Si cette prévision se réalise, El Nino de cette année sera nettement plus fort que les 2 épisodes El Nino qui partagent des records précédents dans les périodes 1997-1998 et 2015-2016.
Ces deux événements historiques d'El Nino ont autrefois fait que l'indice Nino 3.4 - une mesure de l'anormalité des températures de surface de la mer dans le Pacifique central - a augmenté d'environ 2,3 degrés Celsius par rapport à la moyenne.
Le météorologue Ben Noll - auteur spécialisé dans les conditions météorologiques mondiales pour le Washington Post - a déclaré sur le réseau social X: "Presque tous les scénarios actuels dépassent le seuil de +3 degrés C, tandis qu'un groupe de scénarios extrêmes dépasse +4 degrés C. Cette prévision décrit actuellement l'éruption El Nino la plus forte de l'histoire".
El Nino apparaît cycliquement environ tous les 2 à 7 ans dans le cadre des oscillations climatiques naturelles ENSO (El Nino - Oscillations du Sud) dans l'océan Pacifique.
La dernière vague d'El Nino, qui s'est produite de juin 2023 à avril 2024, a ajouté une quantité de chaleur considérable à la planète qui s'est rapidement échauffée.
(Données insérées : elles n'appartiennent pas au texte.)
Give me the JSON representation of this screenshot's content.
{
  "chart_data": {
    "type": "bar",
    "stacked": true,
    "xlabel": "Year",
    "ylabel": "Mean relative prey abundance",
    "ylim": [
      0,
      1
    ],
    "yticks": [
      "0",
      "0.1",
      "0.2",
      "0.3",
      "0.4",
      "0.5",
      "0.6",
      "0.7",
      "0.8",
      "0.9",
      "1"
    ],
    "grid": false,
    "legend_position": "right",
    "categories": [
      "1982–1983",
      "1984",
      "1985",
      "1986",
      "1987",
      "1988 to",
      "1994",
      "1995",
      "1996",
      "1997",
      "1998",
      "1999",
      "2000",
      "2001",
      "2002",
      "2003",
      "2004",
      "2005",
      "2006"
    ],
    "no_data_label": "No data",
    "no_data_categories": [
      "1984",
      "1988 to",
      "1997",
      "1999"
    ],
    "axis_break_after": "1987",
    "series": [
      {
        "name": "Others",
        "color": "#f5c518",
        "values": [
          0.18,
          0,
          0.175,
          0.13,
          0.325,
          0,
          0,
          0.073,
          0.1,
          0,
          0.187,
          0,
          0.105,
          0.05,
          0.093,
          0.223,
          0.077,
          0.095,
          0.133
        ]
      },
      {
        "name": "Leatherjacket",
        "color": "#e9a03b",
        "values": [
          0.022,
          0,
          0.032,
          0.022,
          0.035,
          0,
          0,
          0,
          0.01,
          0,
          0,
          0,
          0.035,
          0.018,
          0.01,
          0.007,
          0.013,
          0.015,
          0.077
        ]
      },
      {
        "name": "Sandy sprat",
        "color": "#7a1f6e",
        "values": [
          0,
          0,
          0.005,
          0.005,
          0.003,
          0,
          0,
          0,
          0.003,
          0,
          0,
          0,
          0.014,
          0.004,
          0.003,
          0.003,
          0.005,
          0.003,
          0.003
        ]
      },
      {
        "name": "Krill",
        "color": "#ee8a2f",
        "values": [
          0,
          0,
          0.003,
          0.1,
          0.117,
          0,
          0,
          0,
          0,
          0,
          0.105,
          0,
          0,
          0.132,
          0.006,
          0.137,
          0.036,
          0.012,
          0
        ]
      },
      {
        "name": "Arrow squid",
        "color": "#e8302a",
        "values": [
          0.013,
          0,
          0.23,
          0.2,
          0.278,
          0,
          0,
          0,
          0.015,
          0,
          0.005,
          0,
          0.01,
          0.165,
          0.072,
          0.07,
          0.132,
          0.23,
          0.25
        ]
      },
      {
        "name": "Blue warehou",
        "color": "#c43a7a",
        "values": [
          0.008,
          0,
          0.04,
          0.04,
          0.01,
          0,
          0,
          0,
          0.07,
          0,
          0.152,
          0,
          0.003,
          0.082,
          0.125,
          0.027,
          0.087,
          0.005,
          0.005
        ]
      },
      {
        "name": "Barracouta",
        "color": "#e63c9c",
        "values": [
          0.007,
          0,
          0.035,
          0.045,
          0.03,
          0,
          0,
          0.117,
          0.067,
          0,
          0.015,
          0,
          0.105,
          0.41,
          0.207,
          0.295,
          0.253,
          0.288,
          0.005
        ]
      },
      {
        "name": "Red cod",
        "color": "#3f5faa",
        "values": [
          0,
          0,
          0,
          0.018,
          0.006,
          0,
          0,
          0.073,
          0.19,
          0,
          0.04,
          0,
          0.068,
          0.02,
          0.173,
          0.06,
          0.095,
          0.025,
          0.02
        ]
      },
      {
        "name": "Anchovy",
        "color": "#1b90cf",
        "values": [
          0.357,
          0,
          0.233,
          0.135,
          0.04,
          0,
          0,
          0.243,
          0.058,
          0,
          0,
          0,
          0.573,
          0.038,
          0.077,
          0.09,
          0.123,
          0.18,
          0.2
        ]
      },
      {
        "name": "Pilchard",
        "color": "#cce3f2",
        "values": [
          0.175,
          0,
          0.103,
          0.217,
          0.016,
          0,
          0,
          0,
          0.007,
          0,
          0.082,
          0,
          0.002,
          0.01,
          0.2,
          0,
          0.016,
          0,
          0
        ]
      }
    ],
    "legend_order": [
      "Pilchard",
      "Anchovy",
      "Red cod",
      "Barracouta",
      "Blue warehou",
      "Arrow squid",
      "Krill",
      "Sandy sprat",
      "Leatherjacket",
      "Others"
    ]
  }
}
Cet événement a contribué à faire de 2024 l'année la plus chaude, et aussi la première année où la température moyenne mondiale a dépassé le seuil de 1,5 degré Celsius par rapport à l'ère préindustrielle.
Les précédentes vagues d'El Nino ont eu un impact profond sur l'agriculture mondiale. De nombreuses études associent ce phénomène aux famines en Europe, aux conflits dans les régions tropicales, ainsi qu'aux sécheresses, aux inondations et aux incendies de forêt dans le monde entier.
El Nino de cette année devrait apparaître dans un contexte d'insécurité alimentaire mondiale croissante en raison de l'impact de la guerre en Iran.
Dans une mise à jour publiée le 2 juin, l'Organisation météorologique mondiale (OMM) a déclaré que la probabilité que El Nino se forme avant septembre était de 80% et est passée à 90% avant novembre, tout en avertissant le monde qu'il devait se préparer à un événement qui pourrait être très fort.
Dans un message vidéo, le secrétaire général des Nations unies, António Guterres, a souligné: "La science a clairement indiqué: El Nino se rapproche très près dans les mois à venir avec une probabilité de 90%. Le monde doit considérer cela comme un avertissement climatique urgent".
Il a également noté que, bien qu'El Nino soit un phénomène naturel et qu'il se produise toujours même en l'absence de changement climatique, ce phénomène aggravera le réchauffement climatique actuel.
Les conditions d'El Nino ajouteront de l'huile sur le feu d'un monde en surchauffe. L'impact sera plus fort, plus large et dépassera les frontières à un rythme destructeur inquiétant", a déclaré le Secrétaire général des Nations unies.